Election commission president Desejado Lima da Costa said after meeting military officials: “We have been assured total cooperation by the armed forces in ensuring security for the electoral process all the way to the finish.”
Family members gathered on Monday morning at Diallo’s house, a small cinderblock building with a tin roof. Women moaned and held their heads and young men gathered on the roadside.
“I don’t know if this was related to the election or not,” said his wife Fatoumata, who was with him at the bar when he was shot.
Diallo was head of military intelligence under ex-Army Chief of Staff Jose Zamora Induta until the two were deposed and temporarily jailed in an April 2010 mutiny that Western diplomats said was likely over control of the lucrative drugs trade between Latin America and Europe.
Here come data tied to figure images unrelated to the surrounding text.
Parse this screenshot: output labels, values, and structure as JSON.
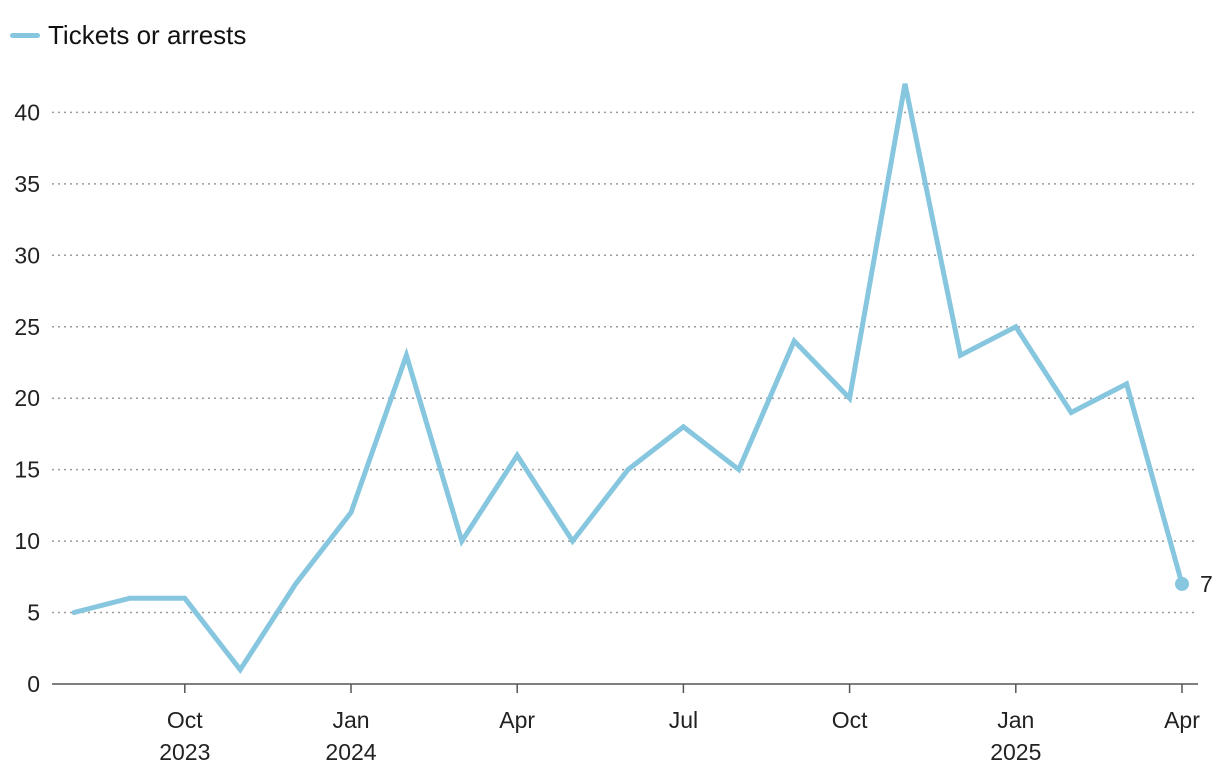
{
  "legend": {
    "label": "Tickets or arrests",
    "color": "#86c6df"
  },
  "chart_data": {
    "type": "line",
    "title": "",
    "xlabel": "",
    "ylabel": "",
    "ylim": [
      0,
      42
    ],
    "y_ticks": [
      0,
      5,
      10,
      15,
      20,
      25,
      30,
      35,
      40
    ],
    "grid": "horizontal dotted",
    "legend_position": "top-left",
    "x": [
      "2023-08",
      "2023-09",
      "2023-10",
      "2023-11",
      "2023-12",
      "2024-01",
      "2024-02",
      "2024-03",
      "2024-04",
      "2024-05",
      "2024-06",
      "2024-07",
      "2024-08",
      "2024-09",
      "2024-10",
      "2024-11",
      "2024-12",
      "2025-01",
      "2025-02",
      "2025-03",
      "2025-04"
    ],
    "x_ticks": [
      {
        "month": "2023-10",
        "line1": "Oct",
        "line2": "2023"
      },
      {
        "month": "2024-01",
        "line1": "Jan",
        "line2": "2024"
      },
      {
        "month": "2024-04",
        "line1": "Apr",
        "line2": ""
      },
      {
        "month": "2024-07",
        "line1": "Jul",
        "line2": ""
      },
      {
        "month": "2024-10",
        "line1": "Oct",
        "line2": ""
      },
      {
        "month": "2025-01",
        "line1": "Jan",
        "line2": "2025"
      },
      {
        "month": "2025-04",
        "line1": "Apr",
        "line2": ""
      }
    ],
    "series": [
      {
        "name": "Tickets or arrests",
        "color": "#86c6df",
        "values": [
          5,
          6,
          6,
          1,
          7,
          12,
          23,
          10,
          16,
          10,
          15,
          18,
          15,
          24,
          20,
          42,
          23,
          25,
          19,
          21,
          7
        ]
      }
    ],
    "end_label": "7"
  }
}
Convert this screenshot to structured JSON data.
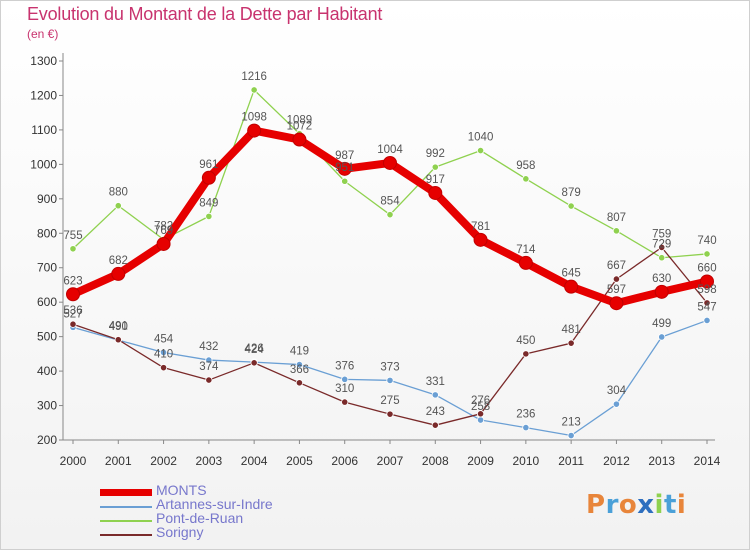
{
  "title": "Evolution du Montant de la Dette par Habitant",
  "subtitle": "(en €)",
  "chart_data": {
    "type": "line",
    "title": "Evolution du Montant de la Dette par Habitant",
    "subtitle": "(en €)",
    "x": [
      "2000",
      "2001",
      "2002",
      "2003",
      "2004",
      "2005",
      "2006",
      "2007",
      "2008",
      "2009",
      "2010",
      "2011",
      "2012",
      "2013",
      "2014"
    ],
    "ylim": [
      200,
      1300
    ],
    "yticks": [
      200,
      300,
      400,
      500,
      600,
      700,
      800,
      900,
      1000,
      1100,
      1200,
      1300
    ],
    "grid": false,
    "legend": "bottom-left",
    "series": [
      {
        "name": "MONTS",
        "color": "#e60000",
        "values": [
          623,
          682,
          769,
          961,
          1098,
          1072,
          987,
          1004,
          917,
          781,
          714,
          645,
          597,
          630,
          660
        ]
      },
      {
        "name": "Artannes-sur-Indre",
        "color": "#6a9fd4",
        "values": [
          527,
          490,
          454,
          432,
          426,
          419,
          376,
          373,
          331,
          258,
          236,
          213,
          304,
          499,
          547
        ]
      },
      {
        "name": "Pont-de-Ruan",
        "color": "#8fd14f",
        "values": [
          755,
          880,
          782,
          849,
          1216,
          1089,
          951,
          854,
          992,
          1040,
          958,
          879,
          807,
          729,
          740
        ]
      },
      {
        "name": "Sorigny",
        "color": "#7a2a2a",
        "values": [
          536,
          491,
          410,
          374,
          424,
          366,
          310,
          275,
          243,
          276,
          450,
          481,
          667,
          759,
          598
        ]
      }
    ]
  },
  "logo": {
    "text": "Proxiti",
    "colors": [
      "#e8853a",
      "#4aa0d8",
      "#e8853a",
      "#2e6fbf",
      "#8fd14f",
      "#4aa0d8",
      "#e8853a"
    ]
  }
}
Former prime minister and now ruling party presidential candidate Carlos Gomes Junior was also briefly arrested during the mutiny but has since said he has developed a “good working relationship with the military”.
Campaigning and voting in the presidential election, held to replace president Malam Bacai Sanha, who died in a Paris hospital in January after a long illness, was peaceful.
Gomes Junior is favourite to win the poll, but faces a tough challenge from Manuel Sherifo Nhamadjo, who dropped out of the ruling party to run against him, and former president Kumba Yala, who shares the Balanta ethnicity with a quarter of the population and most of the army.
Gomes Junior’s rivals accuse him of fomenting instability and tolerating increased drugs-running during his time as premier – a period of many political assassinations including that of President Joao Bernardo Vieira in 2009.
Gomes Junior has denied the accusations, and his outspoken opposition to drugs has helped win him tacit support from foreign partners like the United States and Angola.
Guinea Bissau, a country of 1.6 million people whose main official export is cashew nuts, is rich in natural resources but has failed to draw investment due to near-constant turmoil since independence from Portugal.
Angola, which is trying to develop a bauxite mine and build a deepwater port in the south, is trying to help Guinea Bissau reform its unruly army.